While both companies are in the consumer products sector, they couldn’t be more different in terms of market positioning.

That a luxury fashion house like Tom Ford International would enter the market seeking financing is a sign of either optimism or foolishness, as consumers continue to trade down for less extravagantly-priced clothing. Time magazine reported that luxury department store sales have fallen 25 percent to 30 percent on average from their peak in early 2008.

Tom Ford, the man, is well known for reviving the fortunes of the House of Gucci, which is owned by the French luxury goods company PPR. In 2004, Ford left to launch Tom Ford International. The company’s products are carried at luxury retail chains worldwide, as well as in four freestanding Tom Ford stores.

Meanwhile, Cliffstar’s private label offerings have gained market share as consumers have traded down to cheaper store-brand products. In the past year, private label makers have grabbed market share from pricier branded products. Unit share grew 1.2 points to 22.8 percent, while dollar share inched up 0.7 points to 17.6 percent, according to a recent Information Resources report cited by Reuters, publisher of Buyouts.

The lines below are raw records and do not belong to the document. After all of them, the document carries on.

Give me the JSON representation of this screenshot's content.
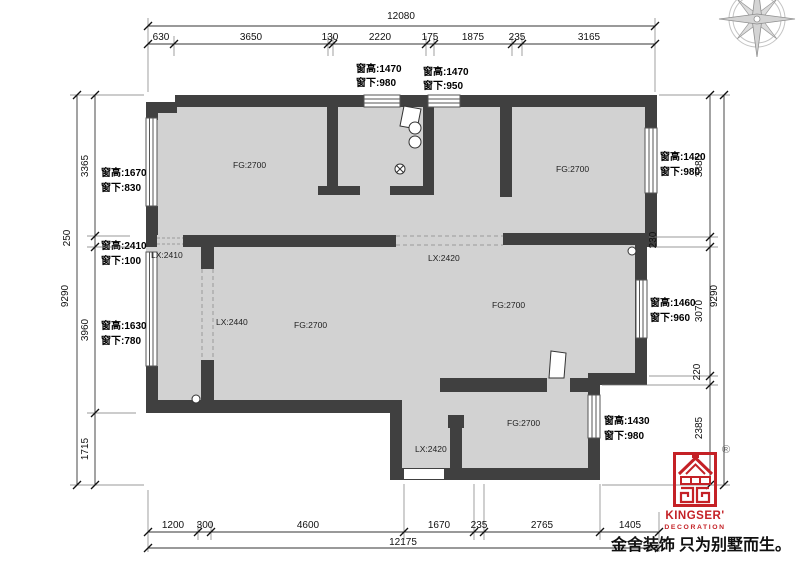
{
  "dims": {
    "top": {
      "total": "12080",
      "segs": [
        "630",
        "3650",
        "130",
        "2220",
        "175",
        "1875",
        "235",
        "3165"
      ]
    },
    "bottom": {
      "total": "12175",
      "segs": [
        "1200",
        "300",
        "4600",
        "1670",
        "235",
        "2765",
        "1405"
      ]
    },
    "left": {
      "total": "9290",
      "segs": [
        "3365",
        "250",
        "3960",
        "1715"
      ]
    },
    "right": {
      "total": "9290",
      "segs": [
        "3385",
        "230",
        "3070",
        "220",
        "2385"
      ]
    }
  },
  "windows": {
    "top1": {
      "l1": "窗高:1470",
      "l2": "窗下:980"
    },
    "top2": {
      "l1": "窗高:1470",
      "l2": "窗下:950"
    },
    "left1": {
      "l1": "窗高:1670",
      "l2": "窗下:830"
    },
    "left2": {
      "l1": "窗高:2410",
      "l2": "窗下:100"
    },
    "left3": {
      "l1": "窗高:1630",
      "l2": "窗下:780"
    },
    "right1": {
      "l1": "窗高:1420",
      "l2": "窗下:980"
    },
    "right2": {
      "l1": "窗高:1460",
      "l2": "窗下:960"
    },
    "right3": {
      "l1": "窗高:1430",
      "l2": "窗下:980"
    }
  },
  "rooms": {
    "labels": [
      "FG:2700",
      "FG:2700",
      "FG:2700",
      "FG:2700",
      "FG:2700"
    ]
  },
  "beams": {
    "labels": [
      "LX:2410",
      "LX:2440",
      "LX:2420",
      "LX:2420"
    ]
  },
  "branding": {
    "name": "KINGSER'",
    "sub": "DECORATION",
    "reg": "®",
    "tagline": "金舍装饰 只为别墅而生。"
  },
  "colors": {
    "wall": "#404040",
    "room": "#d2d2d2",
    "brand_red": "#c42126"
  }
}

Additionally, commodity costs have sunk, which could serve to boost the company’s margins.

Still, private label companies compete on price alone and suffer from thinner margins than their branded competitors. One buyout professional said his firm passed on Cliffstar because it was too widely shopped.

The company sells store-brand juices to grocery chains and food service providers in the United States and Canada. Cliffstar was founded more than 100 years ago and remains under family ownership to this day. Revenues are roughly $700 million, according to two sources.

Executives at Cliffstar did not return calls for comment, while those at Tom Ford declined to comment.